The unrest in Haiti has become so violent that the United Nations has stepped in, calling on influential political forces to promote peace and order in the country. Protests are being held there out of public frustration over the presidential election that have now been postponed multiple times.
Sitting President Michael Martelly is accused of having rigged the election in his support of candidate Jovenel Moise, a banana exporter, in the first round of voting last October. This prompted Moise’s opponent, Jude Celestin, a former government executive, to refuse to participate in the run-off vote that was supposed to occur on Sunday, Jan 24. This marks the third time that the election date was post-poned due to corruption charges.
The new date for the election has yet to be announced. Martelly is officially out of office on Feb 7 but civilians are demanding that Martelly is ousted from his post before then to facilitate forming an interim government to preside over the elections.
Protestors can be seen in the streets singing and dancing to sound systems while holding bonfires in central areas. Martelly denies the accusations of rigging the election but the public has made a loud, intense response to the issues that have come up in the election with consistent demonstrations after decades of misguidance from the government.
“Martelly believes the country is for himself and his family,” said one unemployed man at the protests. “We want him to go.”

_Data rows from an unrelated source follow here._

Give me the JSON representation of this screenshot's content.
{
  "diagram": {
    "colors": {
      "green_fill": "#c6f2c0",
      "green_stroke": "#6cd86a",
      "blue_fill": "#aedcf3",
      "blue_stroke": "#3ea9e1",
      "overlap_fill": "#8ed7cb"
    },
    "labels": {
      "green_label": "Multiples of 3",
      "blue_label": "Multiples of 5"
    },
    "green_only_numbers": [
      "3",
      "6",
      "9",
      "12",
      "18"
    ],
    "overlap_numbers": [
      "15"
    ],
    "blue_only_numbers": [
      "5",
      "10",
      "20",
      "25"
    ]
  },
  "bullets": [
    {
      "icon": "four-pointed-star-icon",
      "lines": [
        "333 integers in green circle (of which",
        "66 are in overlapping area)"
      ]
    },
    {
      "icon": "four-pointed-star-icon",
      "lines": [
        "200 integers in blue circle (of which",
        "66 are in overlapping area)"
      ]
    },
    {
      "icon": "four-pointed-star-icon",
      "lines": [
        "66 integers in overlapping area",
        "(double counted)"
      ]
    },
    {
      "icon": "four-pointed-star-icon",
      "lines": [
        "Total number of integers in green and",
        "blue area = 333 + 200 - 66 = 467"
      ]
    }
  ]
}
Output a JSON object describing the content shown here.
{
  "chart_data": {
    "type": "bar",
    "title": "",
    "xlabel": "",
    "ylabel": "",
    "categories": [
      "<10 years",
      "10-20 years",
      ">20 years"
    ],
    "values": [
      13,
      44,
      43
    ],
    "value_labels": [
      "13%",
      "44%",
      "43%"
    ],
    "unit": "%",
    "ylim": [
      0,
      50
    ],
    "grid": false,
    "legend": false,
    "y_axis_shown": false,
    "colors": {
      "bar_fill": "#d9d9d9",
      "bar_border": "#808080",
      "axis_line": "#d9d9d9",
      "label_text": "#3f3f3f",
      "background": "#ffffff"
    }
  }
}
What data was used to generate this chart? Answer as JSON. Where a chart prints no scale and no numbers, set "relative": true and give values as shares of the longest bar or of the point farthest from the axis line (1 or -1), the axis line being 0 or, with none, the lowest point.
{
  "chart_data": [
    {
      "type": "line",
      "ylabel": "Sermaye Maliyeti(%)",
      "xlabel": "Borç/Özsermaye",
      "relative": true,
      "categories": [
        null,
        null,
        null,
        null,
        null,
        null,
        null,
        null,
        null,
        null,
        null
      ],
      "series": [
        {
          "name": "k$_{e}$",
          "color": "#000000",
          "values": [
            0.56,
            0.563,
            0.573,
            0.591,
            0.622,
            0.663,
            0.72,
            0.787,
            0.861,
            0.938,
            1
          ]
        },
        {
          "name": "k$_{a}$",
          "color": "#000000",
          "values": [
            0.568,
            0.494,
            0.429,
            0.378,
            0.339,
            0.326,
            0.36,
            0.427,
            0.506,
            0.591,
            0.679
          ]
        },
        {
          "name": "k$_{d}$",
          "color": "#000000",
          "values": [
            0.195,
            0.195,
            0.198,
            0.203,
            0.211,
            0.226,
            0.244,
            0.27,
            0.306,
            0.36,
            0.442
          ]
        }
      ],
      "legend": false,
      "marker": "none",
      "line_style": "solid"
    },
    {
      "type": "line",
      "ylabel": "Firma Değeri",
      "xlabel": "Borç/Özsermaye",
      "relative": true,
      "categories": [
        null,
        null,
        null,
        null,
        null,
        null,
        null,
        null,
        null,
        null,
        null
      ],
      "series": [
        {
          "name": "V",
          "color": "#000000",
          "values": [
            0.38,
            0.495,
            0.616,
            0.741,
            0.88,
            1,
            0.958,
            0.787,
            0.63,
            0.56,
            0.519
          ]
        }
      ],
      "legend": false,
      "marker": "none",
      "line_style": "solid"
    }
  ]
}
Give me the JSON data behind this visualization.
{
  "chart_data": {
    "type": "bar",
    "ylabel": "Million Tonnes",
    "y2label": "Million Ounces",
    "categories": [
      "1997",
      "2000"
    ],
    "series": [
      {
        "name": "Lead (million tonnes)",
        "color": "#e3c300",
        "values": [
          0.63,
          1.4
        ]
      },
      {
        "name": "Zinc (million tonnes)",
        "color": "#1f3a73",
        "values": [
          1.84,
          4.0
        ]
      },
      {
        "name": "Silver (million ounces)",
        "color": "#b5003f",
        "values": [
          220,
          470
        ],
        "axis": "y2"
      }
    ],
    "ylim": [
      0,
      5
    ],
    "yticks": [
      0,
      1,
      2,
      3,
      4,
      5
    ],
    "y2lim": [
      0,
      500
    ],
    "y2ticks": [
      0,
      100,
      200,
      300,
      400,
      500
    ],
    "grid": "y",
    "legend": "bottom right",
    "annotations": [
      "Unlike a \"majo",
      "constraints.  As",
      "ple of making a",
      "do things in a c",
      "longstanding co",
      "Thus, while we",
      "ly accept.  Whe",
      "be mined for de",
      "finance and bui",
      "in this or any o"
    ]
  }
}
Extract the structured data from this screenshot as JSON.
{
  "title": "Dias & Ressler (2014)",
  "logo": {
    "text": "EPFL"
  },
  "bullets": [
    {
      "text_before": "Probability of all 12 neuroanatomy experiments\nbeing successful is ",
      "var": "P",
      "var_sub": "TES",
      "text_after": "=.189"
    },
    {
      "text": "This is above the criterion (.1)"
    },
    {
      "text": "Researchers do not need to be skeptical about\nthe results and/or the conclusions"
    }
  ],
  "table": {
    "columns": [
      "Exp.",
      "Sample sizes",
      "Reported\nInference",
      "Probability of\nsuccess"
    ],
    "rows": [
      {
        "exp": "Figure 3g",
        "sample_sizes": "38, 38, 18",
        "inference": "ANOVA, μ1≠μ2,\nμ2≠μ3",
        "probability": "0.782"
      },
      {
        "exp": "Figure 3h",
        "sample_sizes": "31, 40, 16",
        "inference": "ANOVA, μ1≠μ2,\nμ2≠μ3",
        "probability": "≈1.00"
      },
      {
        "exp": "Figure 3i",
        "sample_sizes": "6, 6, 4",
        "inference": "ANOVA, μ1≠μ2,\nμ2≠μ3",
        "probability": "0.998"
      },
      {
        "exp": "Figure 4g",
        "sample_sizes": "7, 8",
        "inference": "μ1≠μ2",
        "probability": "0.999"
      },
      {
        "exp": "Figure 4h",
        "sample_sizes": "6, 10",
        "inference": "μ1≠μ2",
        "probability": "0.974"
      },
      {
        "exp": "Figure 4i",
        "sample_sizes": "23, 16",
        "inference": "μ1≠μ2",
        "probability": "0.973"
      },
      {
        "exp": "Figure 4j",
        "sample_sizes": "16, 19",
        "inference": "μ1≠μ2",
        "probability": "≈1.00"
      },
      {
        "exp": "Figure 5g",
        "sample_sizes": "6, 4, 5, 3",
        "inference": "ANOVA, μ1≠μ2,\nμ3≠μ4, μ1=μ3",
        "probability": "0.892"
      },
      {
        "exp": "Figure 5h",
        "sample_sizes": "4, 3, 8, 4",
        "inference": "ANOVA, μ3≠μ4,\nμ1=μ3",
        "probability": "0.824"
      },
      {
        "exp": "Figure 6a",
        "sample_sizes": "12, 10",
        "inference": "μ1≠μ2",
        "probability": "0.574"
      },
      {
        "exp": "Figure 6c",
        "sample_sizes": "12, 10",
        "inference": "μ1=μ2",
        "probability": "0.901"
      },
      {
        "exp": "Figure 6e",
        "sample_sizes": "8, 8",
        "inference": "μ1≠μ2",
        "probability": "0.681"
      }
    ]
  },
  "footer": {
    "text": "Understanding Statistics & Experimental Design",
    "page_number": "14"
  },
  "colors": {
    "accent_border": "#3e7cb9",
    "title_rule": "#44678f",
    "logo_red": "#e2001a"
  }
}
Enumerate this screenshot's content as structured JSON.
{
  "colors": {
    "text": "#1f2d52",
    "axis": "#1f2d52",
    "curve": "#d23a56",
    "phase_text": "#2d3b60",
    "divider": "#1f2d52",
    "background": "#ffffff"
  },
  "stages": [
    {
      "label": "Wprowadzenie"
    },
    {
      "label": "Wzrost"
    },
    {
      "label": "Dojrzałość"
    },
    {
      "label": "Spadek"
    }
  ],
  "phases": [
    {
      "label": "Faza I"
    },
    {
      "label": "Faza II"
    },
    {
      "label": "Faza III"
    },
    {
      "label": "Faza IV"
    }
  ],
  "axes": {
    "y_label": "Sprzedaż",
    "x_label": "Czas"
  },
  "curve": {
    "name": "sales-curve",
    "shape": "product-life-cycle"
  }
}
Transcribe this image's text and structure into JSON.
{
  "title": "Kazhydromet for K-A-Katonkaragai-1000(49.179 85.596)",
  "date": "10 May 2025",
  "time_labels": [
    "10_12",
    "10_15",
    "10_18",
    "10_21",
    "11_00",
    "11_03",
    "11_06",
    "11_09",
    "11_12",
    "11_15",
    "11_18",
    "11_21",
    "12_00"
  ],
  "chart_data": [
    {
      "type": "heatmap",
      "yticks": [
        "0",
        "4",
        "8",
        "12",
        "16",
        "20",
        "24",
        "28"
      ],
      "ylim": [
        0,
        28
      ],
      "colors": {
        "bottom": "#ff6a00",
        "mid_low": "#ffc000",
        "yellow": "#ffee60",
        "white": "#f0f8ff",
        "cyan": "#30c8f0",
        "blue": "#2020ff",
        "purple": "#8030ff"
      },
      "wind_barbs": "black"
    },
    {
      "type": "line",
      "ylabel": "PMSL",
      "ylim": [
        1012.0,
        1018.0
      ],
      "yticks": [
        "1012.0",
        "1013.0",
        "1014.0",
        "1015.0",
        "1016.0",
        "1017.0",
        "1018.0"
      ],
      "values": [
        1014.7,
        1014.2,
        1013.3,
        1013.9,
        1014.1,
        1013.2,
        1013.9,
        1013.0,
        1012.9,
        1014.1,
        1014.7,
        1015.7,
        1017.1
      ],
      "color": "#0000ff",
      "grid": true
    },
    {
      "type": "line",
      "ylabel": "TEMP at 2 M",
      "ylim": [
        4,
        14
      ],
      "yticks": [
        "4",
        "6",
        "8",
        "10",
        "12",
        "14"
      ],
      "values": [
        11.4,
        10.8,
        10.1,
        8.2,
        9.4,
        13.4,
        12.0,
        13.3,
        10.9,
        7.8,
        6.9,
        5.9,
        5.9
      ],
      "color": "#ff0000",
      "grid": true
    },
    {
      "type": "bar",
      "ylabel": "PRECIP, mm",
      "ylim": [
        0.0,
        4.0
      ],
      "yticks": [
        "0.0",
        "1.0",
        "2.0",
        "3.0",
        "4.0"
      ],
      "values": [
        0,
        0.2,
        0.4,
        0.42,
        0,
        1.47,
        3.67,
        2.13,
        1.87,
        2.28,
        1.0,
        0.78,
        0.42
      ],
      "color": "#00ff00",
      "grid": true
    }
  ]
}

Despite anger from the public, it seems as though their resistance against the government won’t go uncontested. Former coup leader Guy Philippe, the same man who is a Senate candidate and is wanted by the US for smuggling cocaine, has gone as far to say that “war” will be waged against “anarchists” who further impede the election with their protests.
“We will divide the country,” Phillipe said.
The U.S. State Department has been supportive of the election, despite the disputes made in the proceedings resulting from Martelly’s administration. On Sunday, the department released a statement censuring protestors, calling their demonstrations and resulting violence “unacceptable.”